Si l'objectif n'est pas de se culpabiliser, il est de questionner nos pratiques pour repérer ce qui nous fait déraper, à quel moment, et ainsi éviter nos chaussées glissantes. En effet, si par exemple, le volume sonore ambiant est trop important pour moi et que je ne fais pas en sorte qu'il soit supportable par un apaisement général, il est possible que surviennent des douces violences. Par conséquent, il est primordial pour éviter celles-ci d'être avant tout à l'écoute de ses propres besoins.

Combattre les douces violences, c'est changer de logique et remettre l’enfant au cœur de nos actions, pour être à l'écoute des besoins de celui-ci, accueillir ses émotions. La communication non violente est un outil précieux. L'intention de la CNV est de créer une qualité de relation avec soi-même et avec les autres qui permette de satisfaire les besoins fondamentaux de chacun de manière harmonieuse. Ce processus ouvre un dialogue sincère et respectueux par une expression claire et cohérente, une écoute de l'autre avec une qualité de présence. Nos facultés d'empathie sont donc utilisées, ce qui nous permet de rester distancié.e par rapport à la situation-problème pour pouvoir mieux la gérer.

Respecter l'individualité de chaque enfant, c'est à dire l'accepter tel qu'il est, lui donner confiance en lui, en l'autre, l'accompagner pour qu'il découvre le chemin qui est le sien, participe à l'évitement de ces violences éducatives ordinaires.

Bien connaître le développement d’un jeune enfant est également fondamental.

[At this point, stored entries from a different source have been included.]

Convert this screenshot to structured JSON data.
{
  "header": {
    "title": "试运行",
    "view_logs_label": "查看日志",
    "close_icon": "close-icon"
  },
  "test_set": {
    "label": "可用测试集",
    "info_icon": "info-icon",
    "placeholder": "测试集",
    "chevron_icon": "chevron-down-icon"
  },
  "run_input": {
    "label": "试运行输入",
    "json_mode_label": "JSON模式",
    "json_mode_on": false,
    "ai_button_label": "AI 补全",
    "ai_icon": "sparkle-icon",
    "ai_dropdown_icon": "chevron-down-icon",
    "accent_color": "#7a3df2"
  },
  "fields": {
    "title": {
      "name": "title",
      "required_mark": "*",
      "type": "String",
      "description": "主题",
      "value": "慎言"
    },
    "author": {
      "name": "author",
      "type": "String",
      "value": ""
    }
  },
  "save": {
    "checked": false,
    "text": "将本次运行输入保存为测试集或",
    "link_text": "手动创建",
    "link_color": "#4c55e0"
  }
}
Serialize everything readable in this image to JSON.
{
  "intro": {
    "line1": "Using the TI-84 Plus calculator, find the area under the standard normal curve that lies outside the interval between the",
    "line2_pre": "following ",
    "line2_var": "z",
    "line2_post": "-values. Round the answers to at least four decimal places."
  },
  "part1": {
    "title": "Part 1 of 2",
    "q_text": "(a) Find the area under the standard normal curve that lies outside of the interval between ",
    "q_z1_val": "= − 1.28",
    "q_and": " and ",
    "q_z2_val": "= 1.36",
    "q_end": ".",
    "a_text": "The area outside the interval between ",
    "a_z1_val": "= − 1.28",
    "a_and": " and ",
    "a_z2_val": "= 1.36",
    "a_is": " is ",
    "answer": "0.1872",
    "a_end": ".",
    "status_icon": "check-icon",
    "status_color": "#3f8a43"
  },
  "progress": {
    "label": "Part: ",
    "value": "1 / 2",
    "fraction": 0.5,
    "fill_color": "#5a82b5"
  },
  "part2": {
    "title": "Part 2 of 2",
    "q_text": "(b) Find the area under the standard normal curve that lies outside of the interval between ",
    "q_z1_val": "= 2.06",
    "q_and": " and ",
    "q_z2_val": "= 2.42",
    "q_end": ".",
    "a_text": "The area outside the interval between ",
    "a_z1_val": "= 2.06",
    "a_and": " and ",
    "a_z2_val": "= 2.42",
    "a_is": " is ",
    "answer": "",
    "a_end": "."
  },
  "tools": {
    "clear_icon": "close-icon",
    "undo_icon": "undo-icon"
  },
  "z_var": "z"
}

Toutefois ce qui pose problème n'est pas l'acte en lui-même mais sa répétition : les neurosciences nous l'ont démontré : le cerveau conserve les connexions des expériences les plus fréquentes qui ne sont pas forcément les meilleures. La relation idéale pour un développement optimal du cerveau est une relation empathique, soutenante, aimante.


Alors lutter contre les douces violences est un travail qui doit se faire au quotidien, sans jugement, avec beaucoup d'observation et d'échanges. Ceci requiert aussi un soutien aux professionnel.le.s dans leur démarche de bien-traitance, que ce soit par des temps d'écoute, d'analyse des pratiques, de formation, etc.